Miles era bem otimista e falava das coisas com muito entusiasmo, mas eu tinha medo que ele se decepcionasse, porque no fim das contas as coisas não eram tão fáceis como ele havia descrito. Depois dessa conversa, decidimos encerrar os estudos e continuar outra hora. Nenhum de nós dois aguentava mais ver números. Passamos o início da noite falando besteiras e rindo, assistindo televisão. Mais tarde, perto das oito, Cathy se aproximou e disse que iria pedir comida chinesa, entregando o encarte do restaurante para Miles.

-Você curte? Já pediu do China City?

-Sim, gosto muito, mas faz tempo que não peço. - falei, analisando as opções do folheto.

-Eu sempre peço alguma coisa com frango, tipo arroz frito. 

Não demoramos muito para escolher, e dali meia hora já estávamos comendo. Eu e Cathy pedimos macarrão - ela, de camarão, e eu, de vegetais - e Miles pediu o arroz frito com frango. A comida era ótima e eu fiquei feliz de finalmente comer algo diferente do habitual. Nós ficamos um tempo assistindo o noticiário local depois de comer. A meteorologista afirmou que nas próximas semanas a neve ia diminuir e talvez teríamos alguns dias de sol fraco, mas as temperaturas continuariam baixas até janeiro.
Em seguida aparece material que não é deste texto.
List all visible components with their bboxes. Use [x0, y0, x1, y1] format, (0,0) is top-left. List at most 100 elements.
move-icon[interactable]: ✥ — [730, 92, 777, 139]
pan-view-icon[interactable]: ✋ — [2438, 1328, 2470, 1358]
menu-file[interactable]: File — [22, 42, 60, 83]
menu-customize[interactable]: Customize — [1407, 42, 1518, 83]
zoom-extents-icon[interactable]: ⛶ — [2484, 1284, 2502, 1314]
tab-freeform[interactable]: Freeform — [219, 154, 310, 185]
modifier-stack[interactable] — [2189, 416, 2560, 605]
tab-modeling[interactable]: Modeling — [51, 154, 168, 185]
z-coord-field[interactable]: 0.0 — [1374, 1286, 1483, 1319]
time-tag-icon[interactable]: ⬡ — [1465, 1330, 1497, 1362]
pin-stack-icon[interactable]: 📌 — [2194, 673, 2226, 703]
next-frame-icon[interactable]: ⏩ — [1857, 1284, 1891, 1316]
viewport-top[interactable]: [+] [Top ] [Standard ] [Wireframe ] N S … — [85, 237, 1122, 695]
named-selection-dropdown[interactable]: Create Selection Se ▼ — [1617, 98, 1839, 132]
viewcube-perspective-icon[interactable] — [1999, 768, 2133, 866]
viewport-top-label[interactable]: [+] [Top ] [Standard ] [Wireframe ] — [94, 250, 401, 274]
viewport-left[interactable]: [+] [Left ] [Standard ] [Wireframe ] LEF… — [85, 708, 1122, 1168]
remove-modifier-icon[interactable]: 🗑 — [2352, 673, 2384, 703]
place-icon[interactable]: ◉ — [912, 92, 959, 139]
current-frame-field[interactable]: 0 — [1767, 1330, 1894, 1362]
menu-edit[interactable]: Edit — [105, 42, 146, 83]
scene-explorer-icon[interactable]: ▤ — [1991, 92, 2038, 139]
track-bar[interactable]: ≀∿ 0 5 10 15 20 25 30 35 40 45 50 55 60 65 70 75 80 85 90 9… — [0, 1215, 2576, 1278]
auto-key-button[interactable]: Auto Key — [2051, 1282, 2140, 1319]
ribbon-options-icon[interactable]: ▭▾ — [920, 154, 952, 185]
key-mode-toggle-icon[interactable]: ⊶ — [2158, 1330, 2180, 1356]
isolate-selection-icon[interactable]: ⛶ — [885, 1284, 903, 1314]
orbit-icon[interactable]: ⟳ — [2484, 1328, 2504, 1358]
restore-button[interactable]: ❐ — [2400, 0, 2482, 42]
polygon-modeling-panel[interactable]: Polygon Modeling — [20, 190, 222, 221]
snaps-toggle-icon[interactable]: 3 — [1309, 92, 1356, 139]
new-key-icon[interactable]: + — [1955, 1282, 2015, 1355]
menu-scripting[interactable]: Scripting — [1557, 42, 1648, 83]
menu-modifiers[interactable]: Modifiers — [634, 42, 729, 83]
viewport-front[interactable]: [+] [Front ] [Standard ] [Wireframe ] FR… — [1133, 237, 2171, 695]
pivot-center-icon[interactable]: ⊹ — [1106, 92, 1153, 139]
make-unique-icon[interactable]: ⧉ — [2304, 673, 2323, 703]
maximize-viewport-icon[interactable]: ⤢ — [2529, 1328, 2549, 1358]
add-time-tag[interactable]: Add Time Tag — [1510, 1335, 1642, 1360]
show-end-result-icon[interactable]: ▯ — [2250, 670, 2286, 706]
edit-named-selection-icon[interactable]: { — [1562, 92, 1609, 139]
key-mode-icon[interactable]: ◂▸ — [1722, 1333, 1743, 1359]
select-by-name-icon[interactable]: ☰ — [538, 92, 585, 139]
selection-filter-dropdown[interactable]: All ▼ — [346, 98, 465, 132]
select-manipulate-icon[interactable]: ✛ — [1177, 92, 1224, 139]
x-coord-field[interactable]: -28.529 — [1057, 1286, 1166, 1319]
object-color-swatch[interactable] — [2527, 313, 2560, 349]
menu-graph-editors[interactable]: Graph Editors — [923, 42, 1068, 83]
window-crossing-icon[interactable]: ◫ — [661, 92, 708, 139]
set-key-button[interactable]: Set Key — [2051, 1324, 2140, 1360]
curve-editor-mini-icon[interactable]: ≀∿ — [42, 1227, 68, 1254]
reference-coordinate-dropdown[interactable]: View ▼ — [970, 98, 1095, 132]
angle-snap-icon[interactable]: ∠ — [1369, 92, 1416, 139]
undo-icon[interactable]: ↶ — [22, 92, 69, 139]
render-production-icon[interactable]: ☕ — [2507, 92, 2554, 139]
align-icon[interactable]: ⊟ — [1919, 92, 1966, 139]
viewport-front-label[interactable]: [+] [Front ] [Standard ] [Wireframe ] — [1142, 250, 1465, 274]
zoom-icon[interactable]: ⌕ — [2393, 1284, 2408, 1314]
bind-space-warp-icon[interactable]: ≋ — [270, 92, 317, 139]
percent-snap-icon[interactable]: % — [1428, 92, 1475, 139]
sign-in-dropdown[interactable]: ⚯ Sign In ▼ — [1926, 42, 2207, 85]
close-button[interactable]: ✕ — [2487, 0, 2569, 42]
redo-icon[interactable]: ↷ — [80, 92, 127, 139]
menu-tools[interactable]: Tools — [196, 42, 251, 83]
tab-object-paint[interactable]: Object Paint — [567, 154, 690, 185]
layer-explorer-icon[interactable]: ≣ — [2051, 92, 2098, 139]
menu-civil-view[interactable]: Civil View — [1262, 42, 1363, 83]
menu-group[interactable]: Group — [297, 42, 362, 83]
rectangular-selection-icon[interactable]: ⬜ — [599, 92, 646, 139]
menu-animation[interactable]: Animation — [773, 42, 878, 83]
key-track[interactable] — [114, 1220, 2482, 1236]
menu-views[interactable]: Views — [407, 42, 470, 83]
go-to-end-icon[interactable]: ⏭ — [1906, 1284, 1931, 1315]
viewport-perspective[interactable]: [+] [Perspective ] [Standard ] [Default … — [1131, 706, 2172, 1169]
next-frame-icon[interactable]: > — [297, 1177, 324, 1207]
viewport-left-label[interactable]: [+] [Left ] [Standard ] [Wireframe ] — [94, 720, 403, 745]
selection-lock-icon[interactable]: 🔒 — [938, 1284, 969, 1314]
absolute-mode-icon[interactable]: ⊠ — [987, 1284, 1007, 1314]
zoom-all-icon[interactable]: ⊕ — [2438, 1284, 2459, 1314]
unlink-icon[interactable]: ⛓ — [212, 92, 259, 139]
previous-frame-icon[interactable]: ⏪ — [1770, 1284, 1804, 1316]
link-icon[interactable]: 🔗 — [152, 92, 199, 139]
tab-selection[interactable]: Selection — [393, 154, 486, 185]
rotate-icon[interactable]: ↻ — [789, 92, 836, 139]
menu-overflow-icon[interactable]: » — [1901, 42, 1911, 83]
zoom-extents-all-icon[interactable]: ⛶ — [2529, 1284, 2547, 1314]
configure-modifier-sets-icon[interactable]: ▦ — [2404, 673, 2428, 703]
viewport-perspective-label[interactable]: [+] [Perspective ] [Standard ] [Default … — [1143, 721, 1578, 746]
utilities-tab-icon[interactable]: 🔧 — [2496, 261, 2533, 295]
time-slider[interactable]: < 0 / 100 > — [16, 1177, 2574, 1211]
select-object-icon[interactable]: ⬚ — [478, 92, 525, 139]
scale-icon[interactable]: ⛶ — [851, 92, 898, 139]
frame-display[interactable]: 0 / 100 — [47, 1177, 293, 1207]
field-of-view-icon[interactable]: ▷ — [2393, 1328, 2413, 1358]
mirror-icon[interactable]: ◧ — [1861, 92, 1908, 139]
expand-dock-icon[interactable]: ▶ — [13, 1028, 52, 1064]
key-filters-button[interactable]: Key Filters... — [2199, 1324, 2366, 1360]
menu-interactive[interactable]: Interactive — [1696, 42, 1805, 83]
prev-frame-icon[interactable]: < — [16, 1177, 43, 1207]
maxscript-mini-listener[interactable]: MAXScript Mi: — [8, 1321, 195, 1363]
-Eu não aguento mais sentir frio. - falou Miles, com os braços cruzados.

-Eu só queria que parasse de nevar. - completei - Assim as ruas não ficariam congeladas.

-A neve atrapalha um pouco as coisas, não é? - Cathy comentou, me olhando - Mas nós conseguimos tirar proveito dela. 

Fiquei pensando sobre a fala de Cathy depois que saí da sala de estar, em direção ao quarto de visitas. Eu queria saber tirar proveito da neve, mas ela não me trazia nenhuma vantagem. A neve só parece divertida quando você é criança ou não depende de si mesmo para ir nos lugares. 

"Se andar de carro no inverno é difícil, imagine tendo que ir pros lugares de bicicleta", pensei.

Depois de tomar um banho demorado e vestir um casaco mais grosso, voltei à sala de estar perto do horário de ir para a cama. Vi Miles sentado em frente a lareira, aparentemente tentando se esquentar, apesar de o termostato estar ligado numa temperatura média. Andei até ele e me sentei ao seu lado, com o olhar preso nas brasas da lareira. Era hipnotizante olhar a madeira queimando e o fogo vermelho vibrante dançando, fazendo tudo crepitar. 

-Eu ficaria aqui a noite toda, se pudesse. - Miles me olhou, apoiando o queixo com uma das mãos.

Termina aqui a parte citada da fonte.